How can the impacts of climate change on agriculture in West Africa be measured and minimized? African and German research teams have examined this question over five years in the large-scale project WASCAL, with the support of the Federal Ministry of Education and Research. In the interest of sustainability, the Ministry is now also funding the successor project “WASCAL-DE Coop” in an amount of 3.7 million euros, spread out over three years.
Whereas several German institutions were involved in the first project phase, Julius-Maximilians-Universität (JMU) Würzburg in Bavaria, Germany, is now the sole partner. The JMU will use the money from the Ministry to set up eight scientific and two administrative posts for the duration of the project. Funds for student assistants have also been granted.
The team aims to achieve three major goals by 2022: The first is to address new research questions together with the African partners, the second to further develop the research infrastructure created in West Africa within the WASCAL project, and the third to contribute to the training of African scientists.

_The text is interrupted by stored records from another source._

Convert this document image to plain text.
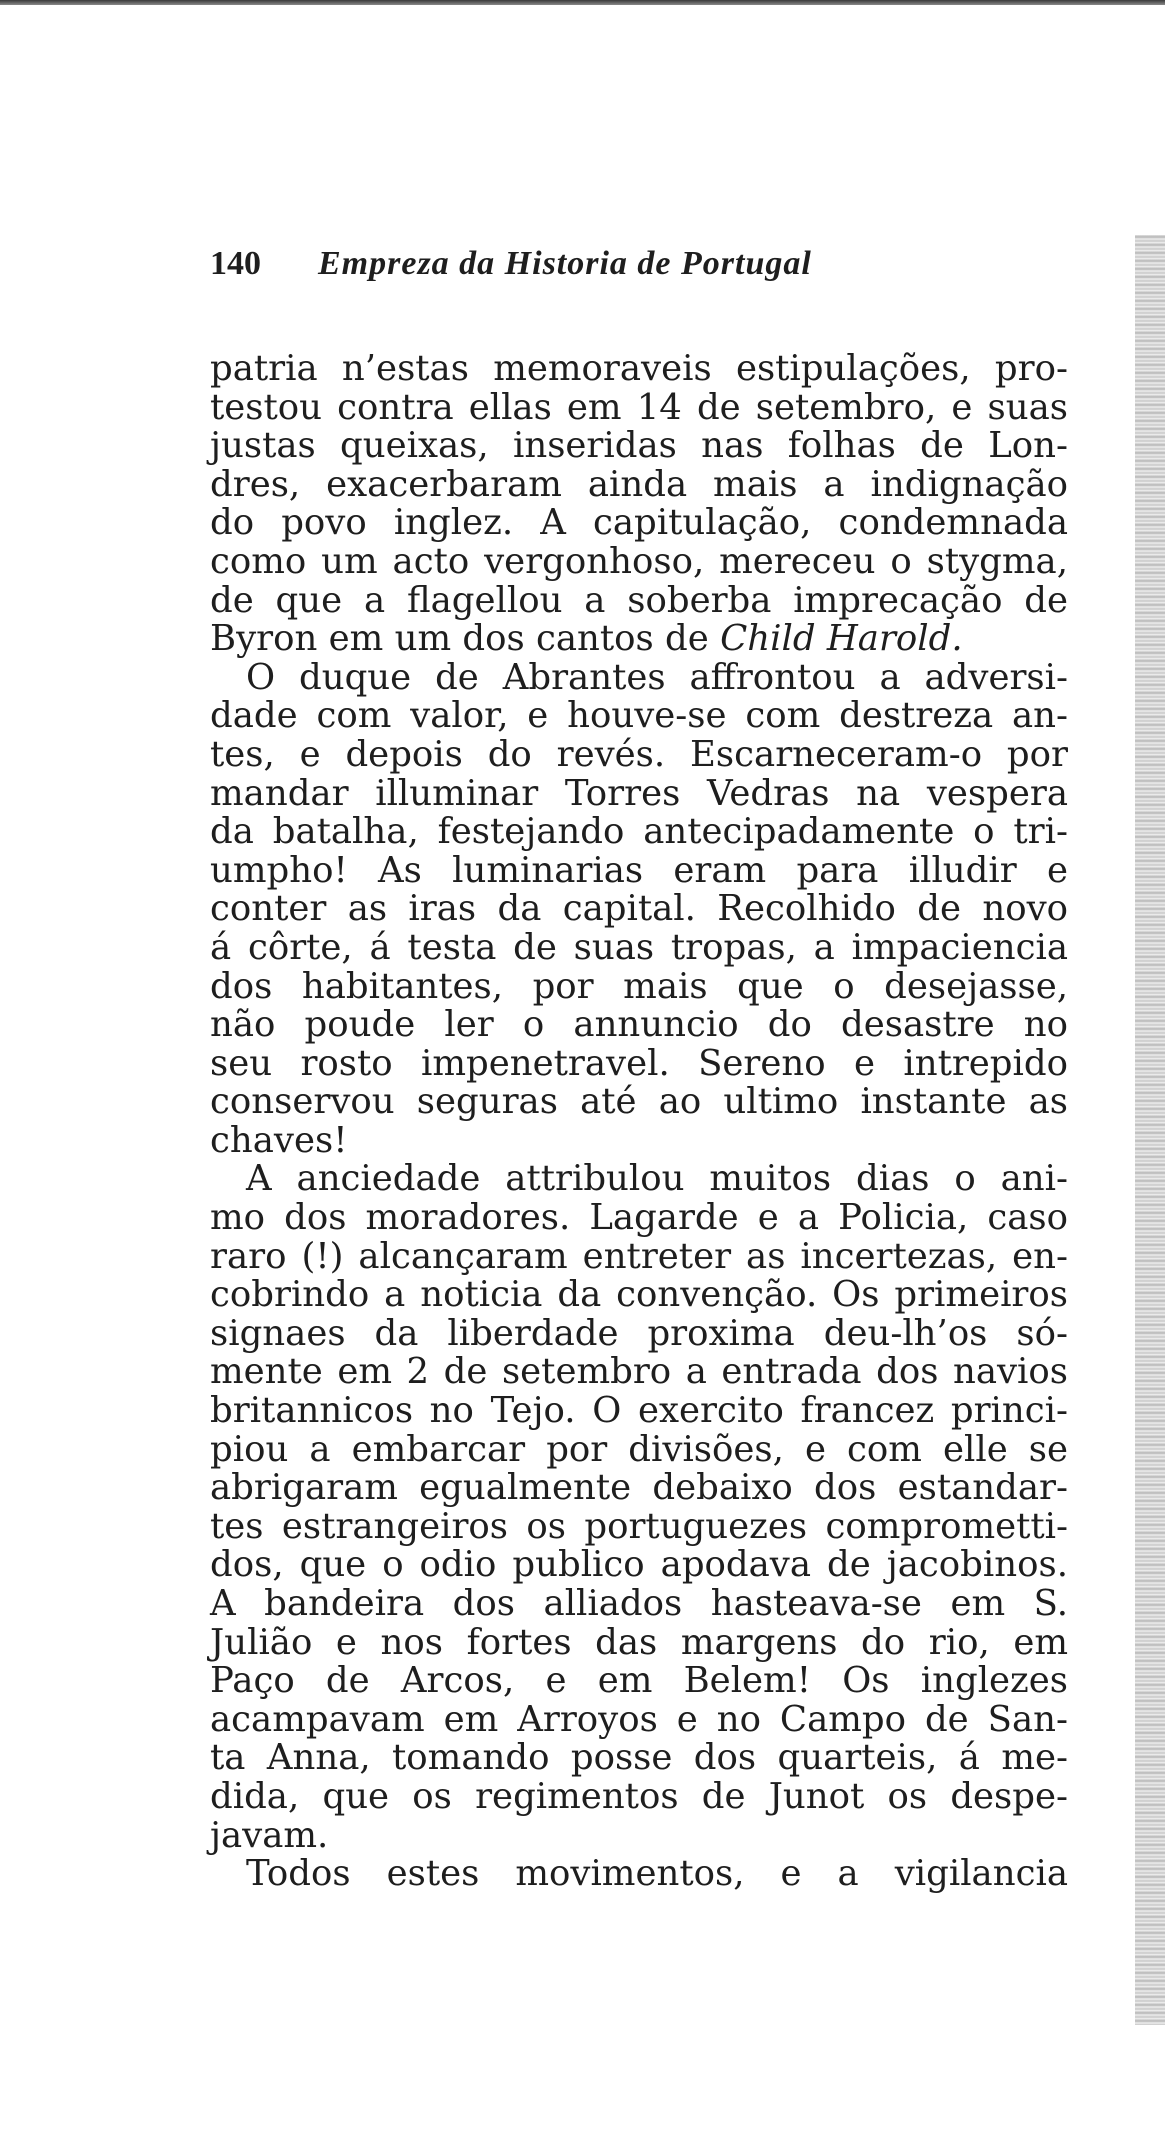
140 Empreza da Historia de Portugal
patria n’estas memoraveis estipulações, pro-
testou contra ellas em 14 de setembro, e suas
justas queixas, inseridas nas folhas de Lon-
dres, exacerbaram ainda mais a indignação
do povo inglez. A capitulação, condemnada
como um acto vergonhoso, mereceu o stygma,
de que a flagellou a soberba imprecação de
Byron em um dos cantos de Child Harold.
O duque de Abrantes affrontou a adversi-
dade com valor, e houve-se com destreza an-
tes, e depois do revés. Escarneceram-o por
mandar illuminar Torres Vedras na vespera
da batalha, festejando antecipadamente o tri-
umpho! As luminarias eram para illudir e
conter as iras da capital. Recolhido de novo
á côrte, á testa de suas tropas, a impaciencia
dos habitantes, por mais que o desejasse,
não poude ler o annuncio do desastre no
seu rosto impenetravel. Sereno e intrepido
conservou seguras até ao ultimo instante as
chaves!
A anciedade attribulou muitos dias o ani-
mo dos moradores. Lagarde e a Policia, caso
raro (!) alcançaram entreter as incertezas, en-
cobrindo a noticia da convenção. Os primeiros
signaes da liberdade proxima deu-lh’os só-
mente em 2 de setembro a entrada dos navios
britannicos no Tejo. O exercito francez princi-
piou a embarcar por divisões, e com elle se
abrigaram egualmente debaixo dos estandar-
tes estrangeiros os portuguezes compromettі-
dos, que o odio publico apodava de jacobinos.
A bandeira dos alliados hasteava-se em S.
Julião e nos fortes das margens do rio, em
Paço de Arcos, e em Belem! Os inglezes
acampavam em Arroyos e no Campo de San-
ta Anna, tomando posse dos quarteis, á me-
dida, que os regimentos de Junot os despe-
javam.
Todos estes movimentos, e a vigilancia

When the project started in 2012, WASCAL – the “West African Science Service Center on Climate Change and Adapted Land Use” – was still pretty much up in the air as a research idea. It has by now developed into an internationally acknowledged research organization with its headquarters in Accra (Ghana) and a climate competence centre in Ouagadougou (Burkina Faso). The WASCAL network comprises research institutions from ten West African countries.